Why do developing countries fail to adopt the institutions and policies that promote development? Join us for a seminar by Professor Barry Weingast on his latest work with co-authors Gary Cox and the late Douglass C. North.
About the Talk:
Why do developing countries fail to adopt the institutions and policies that promote development? The authors’ answer is the violence trap. Natural states prevent violence by providing rents to those with high violence potential. To create rents, however, they must limit entry, which hinders the development of a complex economy whose workings will be seriously disrupted by domestic conflict (raising the cost of fighting) and whose profits will be hard to confiscate (lowering the benefit). Thus, natural states’ policy of rent creation hinders the development of the sort of complex economies that would lower the expected payoff to fighting for control of the state. Empirically, the authors show that economic complexity (as measured by the Hidalgo-Hausmann index) strongly deters coups, even controlling for GDP per capita and level of democracy.
About the Speaker:
Barry R. Weingast is the Ward C. Krebs Family Professor, Department of Political Science, and a Senior Fellow, Hoover Institution. He served as Chair, Department of Political Science, from 1996 through 2001. He is a member of the National Academy of Sciences and the American Academy of Arts and Sciences.

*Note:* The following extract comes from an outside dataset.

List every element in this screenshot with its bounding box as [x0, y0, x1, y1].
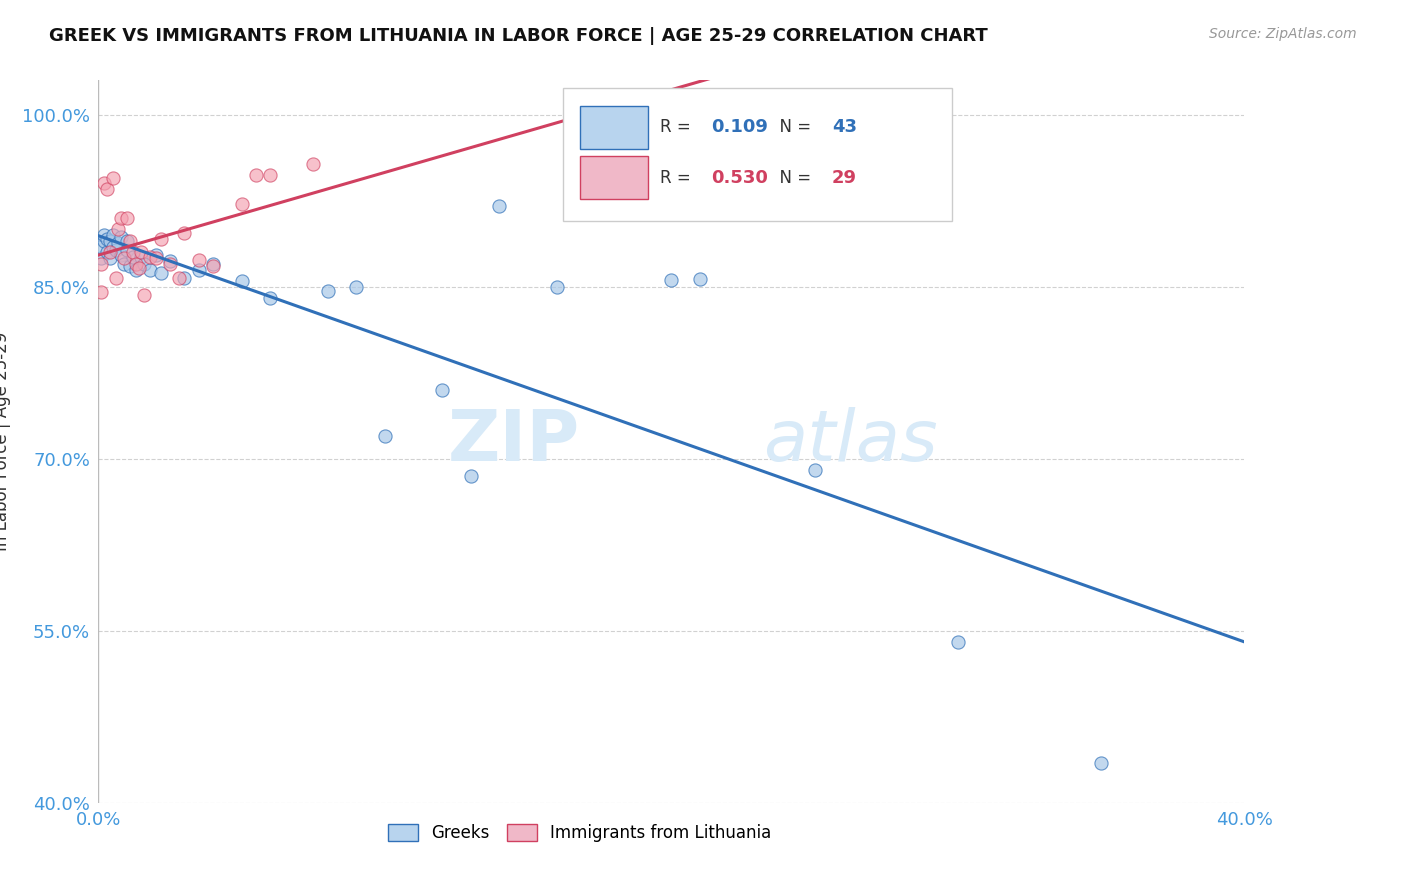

Weingast’s research focuses on the political foundation of markets, economic reform, and regulation. He has written extensively on problems of political economy of development, federalism and decentralization, legal institutions and the rule of law, and democracy. Weingast is co-author of Violence and Social Orders: A Conceptual Framework for Interpreting Recorded Human History (with Douglass C. North and John Joseph Wallis, 2009, Cambridge: Cambridge University Press) and Analytic Narratives (1998, Princeton). He edited (with Donald Wittman) The Oxford Handbook of Political Economy (Oxford University Press, 2006). Weingast has won numerous awards, including the William H. Riker Prize, the Heinz Eulau Prize (with Ken Shepsle), the Franklin L. Burdette Pi Sigma Alpha Award (with Kenneth Schultz), and the James L. Barr Memorial Prize in Public Economics.